A similar approach adopted by the Singapore Ministry of Manpower where the
ministry by way of collaboration or a joint effort with the National Trade Union
Congress (NTUC) and Singapore National Employers Federation (SNEF) had
come up with the Updated Tripartite Advisory Managing Excess Manpower and
Responsible Retrenchment guidelines in March 2020. All the three (3) departments
have thus jointly rolled out the advisory role to ensure “responsible retrenchment”
The main purpose of the said advisory was to provide a guideline to the affected
employer so that the retrenchment exercise will be carried out responsibly without
jeopardising the fundamental/basic rights of the employees. It is emphasized that
the selection of employees for retrenchment should be based on objective criteria
such as the ability of the employee to contribute to the future business needs and
the retrenchment exercise should be conducted fairly.

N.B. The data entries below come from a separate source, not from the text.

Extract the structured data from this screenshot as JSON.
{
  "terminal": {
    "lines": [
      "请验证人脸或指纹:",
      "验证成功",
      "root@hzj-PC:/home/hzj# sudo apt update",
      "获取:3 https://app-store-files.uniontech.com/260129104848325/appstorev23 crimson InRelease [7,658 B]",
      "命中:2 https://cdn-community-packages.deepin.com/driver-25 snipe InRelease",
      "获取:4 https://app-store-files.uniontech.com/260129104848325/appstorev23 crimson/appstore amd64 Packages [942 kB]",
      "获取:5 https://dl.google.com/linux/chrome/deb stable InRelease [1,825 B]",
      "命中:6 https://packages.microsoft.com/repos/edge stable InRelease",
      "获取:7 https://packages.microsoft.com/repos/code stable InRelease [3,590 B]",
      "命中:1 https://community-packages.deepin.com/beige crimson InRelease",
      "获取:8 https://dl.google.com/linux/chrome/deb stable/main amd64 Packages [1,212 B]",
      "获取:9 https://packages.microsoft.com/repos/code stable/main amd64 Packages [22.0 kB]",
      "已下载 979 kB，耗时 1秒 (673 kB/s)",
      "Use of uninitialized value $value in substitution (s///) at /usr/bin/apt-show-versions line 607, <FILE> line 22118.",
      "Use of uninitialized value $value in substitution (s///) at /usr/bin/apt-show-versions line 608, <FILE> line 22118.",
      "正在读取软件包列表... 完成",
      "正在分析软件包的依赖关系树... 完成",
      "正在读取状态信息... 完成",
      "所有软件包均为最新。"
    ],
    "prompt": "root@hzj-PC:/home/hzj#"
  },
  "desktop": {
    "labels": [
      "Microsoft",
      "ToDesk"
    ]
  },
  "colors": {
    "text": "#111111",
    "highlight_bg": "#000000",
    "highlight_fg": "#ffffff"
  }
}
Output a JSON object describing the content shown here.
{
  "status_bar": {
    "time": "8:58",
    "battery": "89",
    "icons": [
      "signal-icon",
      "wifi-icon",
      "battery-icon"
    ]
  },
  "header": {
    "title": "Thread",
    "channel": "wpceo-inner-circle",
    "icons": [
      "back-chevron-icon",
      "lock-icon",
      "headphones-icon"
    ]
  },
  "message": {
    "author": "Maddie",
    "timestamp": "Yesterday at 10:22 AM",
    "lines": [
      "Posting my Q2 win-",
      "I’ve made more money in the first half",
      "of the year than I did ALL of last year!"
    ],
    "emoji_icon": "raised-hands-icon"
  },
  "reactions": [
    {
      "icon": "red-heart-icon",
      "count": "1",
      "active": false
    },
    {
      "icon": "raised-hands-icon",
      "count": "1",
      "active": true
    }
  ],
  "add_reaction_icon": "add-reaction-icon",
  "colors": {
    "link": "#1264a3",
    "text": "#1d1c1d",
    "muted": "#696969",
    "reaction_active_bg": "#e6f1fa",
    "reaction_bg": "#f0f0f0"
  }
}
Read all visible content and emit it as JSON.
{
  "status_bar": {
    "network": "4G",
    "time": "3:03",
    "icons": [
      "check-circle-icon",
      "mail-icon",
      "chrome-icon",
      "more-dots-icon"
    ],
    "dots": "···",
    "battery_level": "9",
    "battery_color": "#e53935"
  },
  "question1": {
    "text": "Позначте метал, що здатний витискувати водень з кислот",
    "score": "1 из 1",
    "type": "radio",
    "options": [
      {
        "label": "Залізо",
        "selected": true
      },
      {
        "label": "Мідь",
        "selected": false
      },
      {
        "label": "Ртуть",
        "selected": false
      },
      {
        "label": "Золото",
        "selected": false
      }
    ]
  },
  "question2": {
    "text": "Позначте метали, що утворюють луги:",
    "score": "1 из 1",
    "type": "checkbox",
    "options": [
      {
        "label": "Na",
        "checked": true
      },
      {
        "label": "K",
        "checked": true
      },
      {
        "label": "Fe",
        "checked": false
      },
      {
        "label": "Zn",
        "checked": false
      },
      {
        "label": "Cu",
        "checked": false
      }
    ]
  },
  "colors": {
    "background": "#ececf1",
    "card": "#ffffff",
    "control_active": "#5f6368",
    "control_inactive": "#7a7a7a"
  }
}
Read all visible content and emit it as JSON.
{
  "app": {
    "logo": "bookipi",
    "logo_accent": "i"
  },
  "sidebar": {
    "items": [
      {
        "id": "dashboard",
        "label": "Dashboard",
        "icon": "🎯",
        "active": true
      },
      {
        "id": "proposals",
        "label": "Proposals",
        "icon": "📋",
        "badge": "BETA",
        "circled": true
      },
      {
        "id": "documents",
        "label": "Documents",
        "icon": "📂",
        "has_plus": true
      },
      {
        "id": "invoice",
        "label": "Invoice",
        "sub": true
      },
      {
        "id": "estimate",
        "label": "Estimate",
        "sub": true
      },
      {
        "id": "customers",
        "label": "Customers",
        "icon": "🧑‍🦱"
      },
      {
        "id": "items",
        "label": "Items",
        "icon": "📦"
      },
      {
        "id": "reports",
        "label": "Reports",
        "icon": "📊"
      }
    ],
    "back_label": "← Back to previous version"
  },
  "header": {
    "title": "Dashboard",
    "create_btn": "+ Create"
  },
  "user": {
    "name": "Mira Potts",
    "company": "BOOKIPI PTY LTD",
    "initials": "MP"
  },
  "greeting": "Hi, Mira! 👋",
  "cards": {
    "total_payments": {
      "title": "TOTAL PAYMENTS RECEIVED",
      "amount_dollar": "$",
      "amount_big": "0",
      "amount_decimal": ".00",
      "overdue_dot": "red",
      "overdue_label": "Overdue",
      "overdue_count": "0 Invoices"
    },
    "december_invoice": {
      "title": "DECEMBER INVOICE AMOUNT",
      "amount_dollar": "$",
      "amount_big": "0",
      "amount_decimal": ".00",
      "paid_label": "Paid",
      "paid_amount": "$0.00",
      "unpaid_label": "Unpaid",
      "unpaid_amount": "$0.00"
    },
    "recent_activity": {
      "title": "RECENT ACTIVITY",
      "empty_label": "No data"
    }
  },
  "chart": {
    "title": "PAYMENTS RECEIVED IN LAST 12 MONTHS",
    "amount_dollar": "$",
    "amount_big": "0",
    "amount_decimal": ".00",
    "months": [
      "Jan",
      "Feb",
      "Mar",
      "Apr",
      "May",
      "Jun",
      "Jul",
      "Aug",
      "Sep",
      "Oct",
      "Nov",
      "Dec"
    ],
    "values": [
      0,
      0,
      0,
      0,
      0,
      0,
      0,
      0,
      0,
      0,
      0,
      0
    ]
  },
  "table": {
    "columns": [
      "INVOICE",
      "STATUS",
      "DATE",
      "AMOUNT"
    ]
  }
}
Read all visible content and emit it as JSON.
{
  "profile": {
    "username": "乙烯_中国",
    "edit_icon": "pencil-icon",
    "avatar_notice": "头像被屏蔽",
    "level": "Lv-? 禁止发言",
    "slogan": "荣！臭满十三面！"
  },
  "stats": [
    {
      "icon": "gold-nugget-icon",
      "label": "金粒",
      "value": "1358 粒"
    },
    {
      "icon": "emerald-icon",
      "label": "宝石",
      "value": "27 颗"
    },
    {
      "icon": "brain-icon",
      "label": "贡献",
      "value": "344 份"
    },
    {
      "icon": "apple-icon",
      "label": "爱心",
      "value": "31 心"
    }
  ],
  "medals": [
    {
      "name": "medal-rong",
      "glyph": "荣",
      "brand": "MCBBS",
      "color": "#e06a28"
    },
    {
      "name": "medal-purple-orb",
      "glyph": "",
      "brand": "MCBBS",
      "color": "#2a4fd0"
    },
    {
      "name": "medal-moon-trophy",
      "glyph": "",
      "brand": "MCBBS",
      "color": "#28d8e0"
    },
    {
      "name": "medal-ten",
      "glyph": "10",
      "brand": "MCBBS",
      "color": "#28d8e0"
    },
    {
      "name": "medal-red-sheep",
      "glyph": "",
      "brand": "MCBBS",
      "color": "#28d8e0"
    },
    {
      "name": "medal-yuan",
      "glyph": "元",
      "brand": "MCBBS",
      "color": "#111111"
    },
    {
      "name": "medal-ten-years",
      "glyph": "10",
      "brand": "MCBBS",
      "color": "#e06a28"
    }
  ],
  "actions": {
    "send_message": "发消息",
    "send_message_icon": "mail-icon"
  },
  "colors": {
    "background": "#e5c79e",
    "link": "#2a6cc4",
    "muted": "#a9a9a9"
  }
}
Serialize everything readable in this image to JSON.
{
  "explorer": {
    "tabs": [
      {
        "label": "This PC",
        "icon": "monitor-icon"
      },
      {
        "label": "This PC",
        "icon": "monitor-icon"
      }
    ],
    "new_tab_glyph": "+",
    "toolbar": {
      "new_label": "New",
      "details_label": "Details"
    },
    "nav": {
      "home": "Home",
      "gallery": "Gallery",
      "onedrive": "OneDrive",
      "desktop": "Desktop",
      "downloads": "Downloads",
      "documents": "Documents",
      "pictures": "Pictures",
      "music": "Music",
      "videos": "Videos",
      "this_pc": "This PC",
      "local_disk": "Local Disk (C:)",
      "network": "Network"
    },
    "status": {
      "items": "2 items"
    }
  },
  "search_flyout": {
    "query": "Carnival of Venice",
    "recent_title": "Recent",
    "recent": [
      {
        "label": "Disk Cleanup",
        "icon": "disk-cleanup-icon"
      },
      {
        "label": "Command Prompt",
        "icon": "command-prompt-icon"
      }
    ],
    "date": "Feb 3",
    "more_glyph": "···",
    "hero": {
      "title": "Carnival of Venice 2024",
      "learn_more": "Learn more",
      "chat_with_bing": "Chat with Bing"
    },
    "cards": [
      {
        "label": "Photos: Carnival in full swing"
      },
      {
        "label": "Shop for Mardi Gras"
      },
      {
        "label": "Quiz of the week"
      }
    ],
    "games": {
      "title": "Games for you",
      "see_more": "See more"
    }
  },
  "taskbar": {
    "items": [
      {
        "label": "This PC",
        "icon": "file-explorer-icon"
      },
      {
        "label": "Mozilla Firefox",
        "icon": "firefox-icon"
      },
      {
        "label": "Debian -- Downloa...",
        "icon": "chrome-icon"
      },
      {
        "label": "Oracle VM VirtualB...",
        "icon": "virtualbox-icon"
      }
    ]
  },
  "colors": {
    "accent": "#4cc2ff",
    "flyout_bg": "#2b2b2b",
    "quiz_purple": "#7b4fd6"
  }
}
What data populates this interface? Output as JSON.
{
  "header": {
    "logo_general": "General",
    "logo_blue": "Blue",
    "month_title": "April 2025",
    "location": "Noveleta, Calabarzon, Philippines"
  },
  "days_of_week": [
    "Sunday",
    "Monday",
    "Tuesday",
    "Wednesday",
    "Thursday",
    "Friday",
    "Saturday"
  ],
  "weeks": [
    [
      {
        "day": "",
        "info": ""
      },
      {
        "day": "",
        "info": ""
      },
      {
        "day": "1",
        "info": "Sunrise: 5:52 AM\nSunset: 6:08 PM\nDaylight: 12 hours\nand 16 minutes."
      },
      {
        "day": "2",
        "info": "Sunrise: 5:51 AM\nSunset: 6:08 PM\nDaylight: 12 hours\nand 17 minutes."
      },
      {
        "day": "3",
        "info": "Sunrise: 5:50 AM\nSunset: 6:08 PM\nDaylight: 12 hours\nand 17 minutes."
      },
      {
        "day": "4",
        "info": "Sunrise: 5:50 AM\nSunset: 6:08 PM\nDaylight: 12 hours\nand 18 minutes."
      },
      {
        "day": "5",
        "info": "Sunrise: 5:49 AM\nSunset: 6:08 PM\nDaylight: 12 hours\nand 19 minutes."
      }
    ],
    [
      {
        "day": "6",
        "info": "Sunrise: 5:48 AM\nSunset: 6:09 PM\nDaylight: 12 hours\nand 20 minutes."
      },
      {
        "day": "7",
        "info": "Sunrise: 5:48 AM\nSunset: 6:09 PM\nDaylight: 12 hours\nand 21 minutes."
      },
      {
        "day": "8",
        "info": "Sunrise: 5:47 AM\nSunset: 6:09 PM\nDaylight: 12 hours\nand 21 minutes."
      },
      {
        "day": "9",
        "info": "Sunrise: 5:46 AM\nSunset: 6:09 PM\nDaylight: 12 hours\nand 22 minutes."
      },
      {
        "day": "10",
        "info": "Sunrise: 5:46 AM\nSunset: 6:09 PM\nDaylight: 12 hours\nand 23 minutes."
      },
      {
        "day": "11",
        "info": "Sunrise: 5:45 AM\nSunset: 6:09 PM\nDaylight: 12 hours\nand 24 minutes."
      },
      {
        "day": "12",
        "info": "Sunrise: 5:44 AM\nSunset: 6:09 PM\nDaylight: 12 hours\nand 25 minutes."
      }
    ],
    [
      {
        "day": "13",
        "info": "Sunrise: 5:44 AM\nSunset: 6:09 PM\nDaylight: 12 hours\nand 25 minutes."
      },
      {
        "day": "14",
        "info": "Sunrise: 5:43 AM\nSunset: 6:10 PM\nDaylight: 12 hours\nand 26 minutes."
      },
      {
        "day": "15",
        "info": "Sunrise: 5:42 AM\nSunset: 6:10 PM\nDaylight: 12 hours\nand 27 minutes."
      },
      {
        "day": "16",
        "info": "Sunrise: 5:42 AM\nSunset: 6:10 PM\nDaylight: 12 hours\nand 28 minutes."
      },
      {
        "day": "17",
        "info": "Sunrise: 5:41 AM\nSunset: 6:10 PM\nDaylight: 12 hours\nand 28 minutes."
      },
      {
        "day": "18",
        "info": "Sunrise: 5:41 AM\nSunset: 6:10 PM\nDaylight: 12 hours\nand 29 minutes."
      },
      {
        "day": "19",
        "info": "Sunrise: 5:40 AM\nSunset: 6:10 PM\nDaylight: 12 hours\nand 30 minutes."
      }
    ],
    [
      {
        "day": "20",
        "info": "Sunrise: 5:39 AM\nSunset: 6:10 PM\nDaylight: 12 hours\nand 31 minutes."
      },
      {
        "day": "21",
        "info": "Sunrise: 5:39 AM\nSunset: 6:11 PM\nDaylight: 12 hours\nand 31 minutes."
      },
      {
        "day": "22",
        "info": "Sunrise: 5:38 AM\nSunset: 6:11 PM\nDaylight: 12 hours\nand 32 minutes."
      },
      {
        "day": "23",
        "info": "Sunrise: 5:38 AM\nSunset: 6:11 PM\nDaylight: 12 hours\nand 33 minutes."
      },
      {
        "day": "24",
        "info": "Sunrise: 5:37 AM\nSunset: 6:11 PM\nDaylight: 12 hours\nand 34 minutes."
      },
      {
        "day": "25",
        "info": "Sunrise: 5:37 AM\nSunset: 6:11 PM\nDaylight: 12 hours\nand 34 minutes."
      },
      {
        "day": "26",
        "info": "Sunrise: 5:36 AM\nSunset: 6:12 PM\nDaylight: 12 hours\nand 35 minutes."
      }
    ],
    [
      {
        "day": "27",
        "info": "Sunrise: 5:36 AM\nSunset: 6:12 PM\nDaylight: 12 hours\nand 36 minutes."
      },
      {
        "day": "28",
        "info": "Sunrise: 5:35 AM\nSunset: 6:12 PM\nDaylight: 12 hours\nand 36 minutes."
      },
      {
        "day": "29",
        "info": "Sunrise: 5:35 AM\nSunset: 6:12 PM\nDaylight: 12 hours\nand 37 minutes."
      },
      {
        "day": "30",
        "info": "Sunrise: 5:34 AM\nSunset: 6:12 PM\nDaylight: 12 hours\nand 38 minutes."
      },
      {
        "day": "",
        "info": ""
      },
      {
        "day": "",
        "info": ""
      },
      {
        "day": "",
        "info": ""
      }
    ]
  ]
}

Pursuant to the said advisory guidelines, all employer effective from 12 March
2020, having ten (10) or more employees and intend to implement any cost-saving
measures that affect the employee’s monthly salaries is mandatorily required to
notify Ministry of Manpower of its intention to do so. This would also enable
tripartite partners to step in to provide the appropriate support to both employers
and employees when needed including but not limited to find alternative
employment and/or identify relevant training to enhance employability. The
Singapore government have prepared and issued a specific Tripartite guideline for
the Mandatory Retrenchment Notification by the Employer.
Apart from setting certain guideline on how the retrenchment exercise should be
carried out by the employer, the Tripartite Guidelines also provide some guidance
on possible cost-saving measures that can be adopted to manage excess
manpower. The Proposed measures include redeploying workers to alternative
areas of work within the organisation, a shorter workweek, temporary layoff, flexible
work arrangements and a flexible wage system.
The cost-saving measures introduced under the said Advisory Tripartite
guideline that is to assist the employer to manage excess of manpower is divided
into four (4) categories as follows: -
1. Adjustment to work arrangements WITHOUT wage cuts
2. Adjustment to work arrangements with wage cuts
3. The Third approach recommended under the said Tripartite guideline is about the direct adjustment to wages.
4. No Pay Leave should be the last resort
The call for an immediate government intervention to prevent the occurrence of
any mass workers’ retrenchment exercise especially among the business entities
that are affected severely due this global outbreak cannot be taken lightly. Ever
since the MCO is implemented, the employers throughout the country representing
various group of business entities/sectors have publically expressed their
predicament and stated that they will have to resort for partial or a full shutdown of
the business operation if the situation persists for period longer than the expected.
This being the situation, an immediate intervention by the government of Malaysia
through a collective effort with the other relevant agencies such as MTUC and MEF
becomes inevitable. The government must immediately step up and draw proper
guideline or framework that is not only provides protection to the employees
retrenched from the employment but also several recommendations on the
alternatives cost saving measures that can be taken by the Employers as opposed
to worker’s retrenchment exercise.
The government intervention during this critical period is also important to ensure
that the retrenchment process is being carried out fairly and reasonably by the
employer. The MTCU also through several press statement has been continuously
urging the government to immediately assist them by introducing Emergency
Regulation that to prevent any scenario of mass worker’s retrenchment practise by
the Employer. A quick move by the government to come up with the proper
guideline and recommendation same or similar to the one introduced by the
Singapore government will surely assist the employers to manage excess work
force and practise a fair and reasonable retrenchment exercise.